Factors affecting inflation in Hong Kong

Inflation in Hong Kong is affected more by domestic demand and property prices than prices of imports.

Readers may have noticed that the headline inflation rate, as measured by, for example, the Composite Consumer Price Index (CCPI), has remained subdued, contrary to their impression of the actual situation as consumers or observers of economic developments in Hong Kong. There is always scepticism over official measurements of inflation. When I was a statistician, I often countered such scepticism by asking those expressing doubts about the official statistics what method they used in coming up with a different measurement and how it compared with the elaborate and internationally accepted method used for the official statistics.

But on this occasion, there is a good explanation for the observed gap between the headline inflation rate and the impression of consumers. The gap is the result of the special government tax-relief measures, particularly the rebate of property rates. In September 2007 while the headline inflation rate, measured by the year-on-year rate of increase in the CCPI, was 1.6%, the underlying inflation rate, after adjusting for the special effect, reached 2.7%. Furthermore, the seasonally adjusted annualised rate of increase over the three months to September reached 3.4%. Consumer prices have indeed been increasing faster than the rate suggested by the headline numbers.

Given the temporary nature of the rates relief measure, we can expect a spike in the headline inflation rate when its temporary statistical effect wears off. Even if the rebate were re-introduced, the spike would only be postponed and the headline inflation rate would still move closer to the underlying inflation rate. The spike, according to our estimates, will be around one percentage point. We expect it to happen in the second quarter of 2008, assuming the rates relief measure is not repeated in the next financial year.

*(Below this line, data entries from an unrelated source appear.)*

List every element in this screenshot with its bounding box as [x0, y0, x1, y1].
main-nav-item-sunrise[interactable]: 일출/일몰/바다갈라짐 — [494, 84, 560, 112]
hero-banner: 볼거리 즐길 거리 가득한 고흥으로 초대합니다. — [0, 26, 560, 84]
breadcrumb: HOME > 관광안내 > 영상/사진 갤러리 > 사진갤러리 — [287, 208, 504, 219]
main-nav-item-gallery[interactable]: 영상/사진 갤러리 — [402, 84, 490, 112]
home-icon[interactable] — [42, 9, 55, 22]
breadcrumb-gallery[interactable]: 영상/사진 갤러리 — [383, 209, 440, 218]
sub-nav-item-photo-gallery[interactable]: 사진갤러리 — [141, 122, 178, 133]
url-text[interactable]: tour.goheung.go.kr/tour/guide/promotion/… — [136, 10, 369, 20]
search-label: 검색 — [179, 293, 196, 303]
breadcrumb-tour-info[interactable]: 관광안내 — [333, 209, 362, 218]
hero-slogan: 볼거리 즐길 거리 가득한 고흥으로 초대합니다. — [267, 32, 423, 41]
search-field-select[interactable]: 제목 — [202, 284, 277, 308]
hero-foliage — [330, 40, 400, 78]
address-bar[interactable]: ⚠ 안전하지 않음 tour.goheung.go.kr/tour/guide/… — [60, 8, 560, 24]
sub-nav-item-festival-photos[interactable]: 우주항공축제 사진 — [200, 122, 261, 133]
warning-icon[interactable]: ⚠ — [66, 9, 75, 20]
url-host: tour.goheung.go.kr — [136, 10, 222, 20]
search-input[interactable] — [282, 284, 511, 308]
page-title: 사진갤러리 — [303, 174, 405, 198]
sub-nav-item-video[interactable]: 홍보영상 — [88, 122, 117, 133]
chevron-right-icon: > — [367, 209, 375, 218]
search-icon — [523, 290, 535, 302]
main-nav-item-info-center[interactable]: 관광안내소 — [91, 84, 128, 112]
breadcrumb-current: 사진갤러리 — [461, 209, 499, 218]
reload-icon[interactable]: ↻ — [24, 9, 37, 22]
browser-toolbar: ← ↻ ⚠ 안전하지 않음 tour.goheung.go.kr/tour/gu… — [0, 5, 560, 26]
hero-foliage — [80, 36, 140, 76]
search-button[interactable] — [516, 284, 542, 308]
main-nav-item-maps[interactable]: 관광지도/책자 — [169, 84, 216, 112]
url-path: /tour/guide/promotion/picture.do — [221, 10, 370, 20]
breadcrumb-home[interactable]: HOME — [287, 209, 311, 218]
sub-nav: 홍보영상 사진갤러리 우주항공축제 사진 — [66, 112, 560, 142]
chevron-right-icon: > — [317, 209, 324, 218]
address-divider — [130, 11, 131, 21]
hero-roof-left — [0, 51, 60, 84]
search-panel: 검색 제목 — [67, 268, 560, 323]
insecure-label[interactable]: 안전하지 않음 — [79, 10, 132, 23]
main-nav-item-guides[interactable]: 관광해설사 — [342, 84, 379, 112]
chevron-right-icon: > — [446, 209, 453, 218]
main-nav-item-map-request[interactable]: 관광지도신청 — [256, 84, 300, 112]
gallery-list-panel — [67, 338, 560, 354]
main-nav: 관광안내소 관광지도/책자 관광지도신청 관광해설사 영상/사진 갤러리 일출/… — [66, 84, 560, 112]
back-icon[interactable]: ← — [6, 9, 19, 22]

Many factors explain the faster rate of inflation now being experienced in Hong Kong. The main ones are the buoyant economy, indicated by four consecutive years of above-trend economic growth and reflected in strong consumer demand; the tightness of the labour market, shown by the continuing decline in the unemployment rate; a weaker US dollar to which the Hong Kong dollar is linked; continuing appreciation of the renminbi; rising global food prices; and the gradual pass-through of increases in property prices to residential rents. Current indications are that this rising momentum of underlying inflation is likely to continue.

Rapid labour productivity growth is likely to mitigate some of the inflationary pressures. Labour productivity, measured in output per worker, has been increasing by 5.3% year on year on average since the third quarter of 2003, much faster than the 1.4% growth in labour payroll, although with the unemployment rate continuing to fall, the gap is likely to narrow and the suppressing effect on inflation to be reduced. On balance, we therefore expect the underlying inflation rate to move up in the coming months.

It is interesting to look into the relative importance of the many factors in explaining inflation in Hong Kong. Contrary to common perceptions, given that we are very dependent upon imports, particularly food items from the Mainland, imported inflation is much less important than domestic demand pressures in determining inflation in Hong Kong. According to our internal estimates, in the last two decades, fluctuations in foreign prices (in Hong Kong-dollar terms) on average directly explained less than one-third of changes in Hong Kong's CPI inflation, whereas domestic demand (measured by the output gap) and property prices explained more than two-thirds of such changes. The fixed exchange rate of the Hong Kong dollar against the US dollar is therefore not the main factor behind inflationary pressures.